First off, FireFox can do NTLM as well. In version 1.0, you need to navigate to about:config and find network.automatic-ntlm-auth.trusted-uris. Give it a value such as a domain (guyton.net) that you trust with your OS login credentials. Multiple hosts can be entered, sep. by commas. After that, automatic logins!

Note that to do this in IE, you need to go to Internet Options – Security – Local Intranet (or Trusted Sites) and add the host substring there (though it might need *.guyton.net or something similar).

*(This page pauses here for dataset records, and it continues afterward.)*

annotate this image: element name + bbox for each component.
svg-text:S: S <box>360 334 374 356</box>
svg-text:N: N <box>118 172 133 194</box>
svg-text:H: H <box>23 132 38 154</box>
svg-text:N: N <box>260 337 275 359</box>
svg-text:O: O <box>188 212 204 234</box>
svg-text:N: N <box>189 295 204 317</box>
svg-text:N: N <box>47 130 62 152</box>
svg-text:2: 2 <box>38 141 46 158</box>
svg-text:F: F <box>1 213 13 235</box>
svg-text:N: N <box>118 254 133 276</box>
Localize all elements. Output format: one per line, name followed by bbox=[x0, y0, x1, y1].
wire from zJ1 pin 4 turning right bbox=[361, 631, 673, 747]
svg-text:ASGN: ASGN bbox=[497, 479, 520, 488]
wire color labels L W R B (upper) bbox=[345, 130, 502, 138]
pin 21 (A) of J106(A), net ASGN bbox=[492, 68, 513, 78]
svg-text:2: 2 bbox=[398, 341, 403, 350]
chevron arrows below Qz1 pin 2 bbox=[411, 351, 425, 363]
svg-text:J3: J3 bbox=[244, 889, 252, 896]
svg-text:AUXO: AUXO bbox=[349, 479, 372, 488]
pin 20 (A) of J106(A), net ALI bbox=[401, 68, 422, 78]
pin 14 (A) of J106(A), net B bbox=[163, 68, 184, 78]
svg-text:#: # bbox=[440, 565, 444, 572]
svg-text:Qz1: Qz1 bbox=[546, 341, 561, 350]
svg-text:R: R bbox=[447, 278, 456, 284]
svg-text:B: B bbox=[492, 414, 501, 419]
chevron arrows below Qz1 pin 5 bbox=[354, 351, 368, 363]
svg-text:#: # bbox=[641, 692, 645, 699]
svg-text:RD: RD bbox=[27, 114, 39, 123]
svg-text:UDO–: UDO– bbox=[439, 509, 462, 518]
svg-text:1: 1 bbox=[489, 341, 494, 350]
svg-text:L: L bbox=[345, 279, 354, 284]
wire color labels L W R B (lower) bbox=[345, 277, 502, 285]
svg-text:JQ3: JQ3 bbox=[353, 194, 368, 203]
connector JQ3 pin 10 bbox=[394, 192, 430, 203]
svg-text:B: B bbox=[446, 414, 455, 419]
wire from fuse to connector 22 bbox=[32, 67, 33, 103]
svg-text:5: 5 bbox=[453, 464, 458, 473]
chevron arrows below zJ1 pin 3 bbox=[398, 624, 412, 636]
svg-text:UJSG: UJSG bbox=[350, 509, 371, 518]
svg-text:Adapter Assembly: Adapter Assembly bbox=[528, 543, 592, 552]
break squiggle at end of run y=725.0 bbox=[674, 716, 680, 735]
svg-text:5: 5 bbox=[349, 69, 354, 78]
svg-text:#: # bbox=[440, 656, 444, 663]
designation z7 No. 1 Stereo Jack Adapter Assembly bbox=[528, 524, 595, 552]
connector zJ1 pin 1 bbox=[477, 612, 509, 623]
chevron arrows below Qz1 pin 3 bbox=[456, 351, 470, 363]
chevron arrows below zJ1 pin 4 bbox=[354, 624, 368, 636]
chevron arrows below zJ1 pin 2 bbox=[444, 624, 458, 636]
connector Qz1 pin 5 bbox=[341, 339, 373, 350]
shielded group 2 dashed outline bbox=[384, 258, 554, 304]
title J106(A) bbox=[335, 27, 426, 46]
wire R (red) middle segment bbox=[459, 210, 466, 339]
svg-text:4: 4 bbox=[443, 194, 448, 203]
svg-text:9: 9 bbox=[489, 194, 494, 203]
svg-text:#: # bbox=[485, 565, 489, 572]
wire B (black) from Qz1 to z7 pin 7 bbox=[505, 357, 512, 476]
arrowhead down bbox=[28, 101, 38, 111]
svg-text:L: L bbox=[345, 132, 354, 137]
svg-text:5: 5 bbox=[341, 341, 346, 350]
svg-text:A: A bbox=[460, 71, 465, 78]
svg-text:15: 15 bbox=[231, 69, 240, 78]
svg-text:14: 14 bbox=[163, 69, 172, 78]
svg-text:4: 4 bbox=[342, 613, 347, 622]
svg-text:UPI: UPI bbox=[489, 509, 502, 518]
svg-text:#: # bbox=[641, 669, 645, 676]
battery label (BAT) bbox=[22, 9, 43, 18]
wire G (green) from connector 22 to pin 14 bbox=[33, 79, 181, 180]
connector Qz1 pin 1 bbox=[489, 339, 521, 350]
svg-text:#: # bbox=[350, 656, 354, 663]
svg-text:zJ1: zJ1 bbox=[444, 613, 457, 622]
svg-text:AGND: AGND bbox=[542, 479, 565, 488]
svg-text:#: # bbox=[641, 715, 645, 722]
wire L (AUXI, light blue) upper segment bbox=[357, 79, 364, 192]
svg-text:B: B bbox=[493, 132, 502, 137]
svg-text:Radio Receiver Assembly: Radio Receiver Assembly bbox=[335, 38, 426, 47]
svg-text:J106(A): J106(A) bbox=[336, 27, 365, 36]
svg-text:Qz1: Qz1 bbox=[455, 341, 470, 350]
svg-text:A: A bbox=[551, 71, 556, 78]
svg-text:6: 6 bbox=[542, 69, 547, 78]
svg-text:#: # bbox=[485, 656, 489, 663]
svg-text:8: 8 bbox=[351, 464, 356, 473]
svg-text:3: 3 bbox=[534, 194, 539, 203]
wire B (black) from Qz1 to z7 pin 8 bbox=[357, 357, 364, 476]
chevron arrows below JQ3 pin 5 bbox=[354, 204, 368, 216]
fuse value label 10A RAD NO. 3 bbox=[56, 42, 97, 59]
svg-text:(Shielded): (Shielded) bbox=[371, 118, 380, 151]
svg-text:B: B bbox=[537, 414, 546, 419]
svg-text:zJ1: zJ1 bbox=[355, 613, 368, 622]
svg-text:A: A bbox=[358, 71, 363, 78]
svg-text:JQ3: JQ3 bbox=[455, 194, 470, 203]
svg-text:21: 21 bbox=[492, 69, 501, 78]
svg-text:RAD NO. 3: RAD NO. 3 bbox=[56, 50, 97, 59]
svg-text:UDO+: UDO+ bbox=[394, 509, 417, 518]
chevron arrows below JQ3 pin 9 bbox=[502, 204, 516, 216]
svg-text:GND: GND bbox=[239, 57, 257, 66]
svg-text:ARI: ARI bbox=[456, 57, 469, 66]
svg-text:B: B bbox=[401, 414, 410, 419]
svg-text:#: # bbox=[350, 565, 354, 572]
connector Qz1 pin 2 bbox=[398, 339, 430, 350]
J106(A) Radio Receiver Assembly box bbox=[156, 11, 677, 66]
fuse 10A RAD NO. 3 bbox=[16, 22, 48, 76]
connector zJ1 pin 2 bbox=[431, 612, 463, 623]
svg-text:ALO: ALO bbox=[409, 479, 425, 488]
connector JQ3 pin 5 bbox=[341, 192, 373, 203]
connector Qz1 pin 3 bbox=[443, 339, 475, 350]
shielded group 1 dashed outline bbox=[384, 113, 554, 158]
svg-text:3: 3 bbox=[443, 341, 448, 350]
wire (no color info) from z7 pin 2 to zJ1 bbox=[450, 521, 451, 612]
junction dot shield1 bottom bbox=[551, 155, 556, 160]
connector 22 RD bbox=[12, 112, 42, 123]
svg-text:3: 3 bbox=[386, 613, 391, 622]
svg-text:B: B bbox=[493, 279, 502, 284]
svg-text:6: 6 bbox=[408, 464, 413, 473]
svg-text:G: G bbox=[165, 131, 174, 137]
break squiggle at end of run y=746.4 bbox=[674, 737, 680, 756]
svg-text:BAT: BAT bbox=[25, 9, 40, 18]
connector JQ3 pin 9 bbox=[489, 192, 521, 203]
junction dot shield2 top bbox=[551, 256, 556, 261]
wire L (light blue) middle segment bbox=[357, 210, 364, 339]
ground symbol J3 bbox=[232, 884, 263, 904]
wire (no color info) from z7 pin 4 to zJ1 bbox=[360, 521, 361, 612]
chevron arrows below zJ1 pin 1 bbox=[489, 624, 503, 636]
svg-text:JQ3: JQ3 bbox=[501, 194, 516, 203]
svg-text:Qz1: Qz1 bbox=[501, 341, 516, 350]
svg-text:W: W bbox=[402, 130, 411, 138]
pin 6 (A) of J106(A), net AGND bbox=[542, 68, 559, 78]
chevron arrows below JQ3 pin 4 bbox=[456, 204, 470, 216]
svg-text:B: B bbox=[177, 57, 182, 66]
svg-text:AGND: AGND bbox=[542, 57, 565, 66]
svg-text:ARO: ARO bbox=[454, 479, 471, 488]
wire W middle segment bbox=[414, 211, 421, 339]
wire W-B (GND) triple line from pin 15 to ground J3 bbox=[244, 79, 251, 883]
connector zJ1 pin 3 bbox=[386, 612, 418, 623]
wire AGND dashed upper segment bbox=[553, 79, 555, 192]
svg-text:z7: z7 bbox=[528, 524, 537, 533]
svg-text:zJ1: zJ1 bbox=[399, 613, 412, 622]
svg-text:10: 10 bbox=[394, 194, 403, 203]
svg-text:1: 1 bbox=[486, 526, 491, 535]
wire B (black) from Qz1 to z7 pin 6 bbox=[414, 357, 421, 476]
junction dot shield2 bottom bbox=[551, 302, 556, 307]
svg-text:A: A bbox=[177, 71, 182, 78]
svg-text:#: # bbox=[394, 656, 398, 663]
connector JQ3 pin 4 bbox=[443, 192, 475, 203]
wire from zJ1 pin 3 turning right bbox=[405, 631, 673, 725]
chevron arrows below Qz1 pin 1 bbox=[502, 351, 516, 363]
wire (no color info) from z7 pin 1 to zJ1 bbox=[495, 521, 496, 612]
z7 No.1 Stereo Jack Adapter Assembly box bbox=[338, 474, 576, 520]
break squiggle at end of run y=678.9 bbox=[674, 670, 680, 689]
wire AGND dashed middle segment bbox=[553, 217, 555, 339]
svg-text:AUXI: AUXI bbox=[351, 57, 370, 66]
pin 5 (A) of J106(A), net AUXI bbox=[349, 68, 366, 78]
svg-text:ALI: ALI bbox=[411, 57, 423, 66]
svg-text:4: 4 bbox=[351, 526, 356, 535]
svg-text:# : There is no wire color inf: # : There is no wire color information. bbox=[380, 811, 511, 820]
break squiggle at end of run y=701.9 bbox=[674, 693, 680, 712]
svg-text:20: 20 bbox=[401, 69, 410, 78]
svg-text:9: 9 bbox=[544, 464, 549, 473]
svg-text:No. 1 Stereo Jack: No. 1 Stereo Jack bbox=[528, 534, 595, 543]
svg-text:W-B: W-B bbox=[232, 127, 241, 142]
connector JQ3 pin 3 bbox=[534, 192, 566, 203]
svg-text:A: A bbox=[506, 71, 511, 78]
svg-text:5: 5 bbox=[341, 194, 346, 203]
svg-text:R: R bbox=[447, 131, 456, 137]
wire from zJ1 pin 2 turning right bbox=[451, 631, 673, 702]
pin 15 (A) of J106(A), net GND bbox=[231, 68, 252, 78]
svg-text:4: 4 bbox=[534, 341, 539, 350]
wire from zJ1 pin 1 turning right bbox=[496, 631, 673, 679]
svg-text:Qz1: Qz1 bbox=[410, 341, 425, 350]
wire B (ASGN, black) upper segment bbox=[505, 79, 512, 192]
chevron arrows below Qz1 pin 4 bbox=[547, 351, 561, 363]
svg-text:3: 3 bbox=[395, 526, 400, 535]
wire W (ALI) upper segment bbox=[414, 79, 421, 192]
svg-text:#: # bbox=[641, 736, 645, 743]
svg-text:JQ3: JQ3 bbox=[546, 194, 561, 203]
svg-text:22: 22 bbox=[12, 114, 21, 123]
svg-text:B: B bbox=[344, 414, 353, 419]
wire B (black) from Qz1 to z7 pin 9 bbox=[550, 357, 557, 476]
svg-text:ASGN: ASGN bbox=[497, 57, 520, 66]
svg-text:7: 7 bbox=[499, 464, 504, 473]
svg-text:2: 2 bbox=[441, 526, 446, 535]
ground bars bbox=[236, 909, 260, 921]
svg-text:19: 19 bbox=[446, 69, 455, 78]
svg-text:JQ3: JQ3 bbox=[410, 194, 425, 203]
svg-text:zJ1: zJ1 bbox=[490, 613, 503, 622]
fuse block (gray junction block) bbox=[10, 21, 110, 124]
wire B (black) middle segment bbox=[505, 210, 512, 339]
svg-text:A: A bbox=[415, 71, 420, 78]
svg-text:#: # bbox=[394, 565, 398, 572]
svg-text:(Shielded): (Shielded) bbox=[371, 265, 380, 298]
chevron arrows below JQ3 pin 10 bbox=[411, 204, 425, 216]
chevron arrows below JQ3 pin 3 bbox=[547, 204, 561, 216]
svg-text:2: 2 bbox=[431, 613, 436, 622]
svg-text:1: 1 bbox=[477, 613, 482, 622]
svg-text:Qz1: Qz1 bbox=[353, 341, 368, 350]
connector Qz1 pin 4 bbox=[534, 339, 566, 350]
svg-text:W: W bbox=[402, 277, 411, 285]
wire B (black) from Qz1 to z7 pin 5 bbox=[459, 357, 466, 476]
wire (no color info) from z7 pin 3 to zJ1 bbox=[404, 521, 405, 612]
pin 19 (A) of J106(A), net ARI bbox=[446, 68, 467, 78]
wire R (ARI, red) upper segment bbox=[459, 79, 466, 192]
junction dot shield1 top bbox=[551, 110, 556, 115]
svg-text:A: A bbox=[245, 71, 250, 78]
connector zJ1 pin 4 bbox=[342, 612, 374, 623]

OK, so enough about the browsers, what about the back-end servers? Since we like UNIX here, we aren’t gonna touch IIS. Apache 2 is our favorite way to go, and two methods exist:

So far I’ve experimented with the first one, and it seems to work OK. After half a day it seems that the website gets pretty slow in responding, so I suspect a memory leak.

I plan on trying the second one out tomorrow. It seems to support multiple domains and PDCs/BDCs for each, and returns the domain as well as the userid in the REMOTE_USER env var, which I need.

These should theoretically authenticate with samba as well, which can get data from an LDAP server. This is nice because the whole thing can be implemented with FireFox, Samba, Apache, and OpenLDAP, thus completely eliminating reliance on Microsoft products (other than OS login) while still providing single sign-on capabilities.

Apache compile standards

I’ve been spending time at work standardizing our Apache configuration and installs. It’s been fun working out exactly what modules we do/might need and compiling with the right performance enhancers (mpm=worker, enable nonportable atomics, etc).

I went ahead and upgraded the home server last night as well – got to a secure openssl and latest apache, and put a buncha modules as DSOs that I might include in the config later.

What a nice job – getting to work on Apache and open source stuff like that.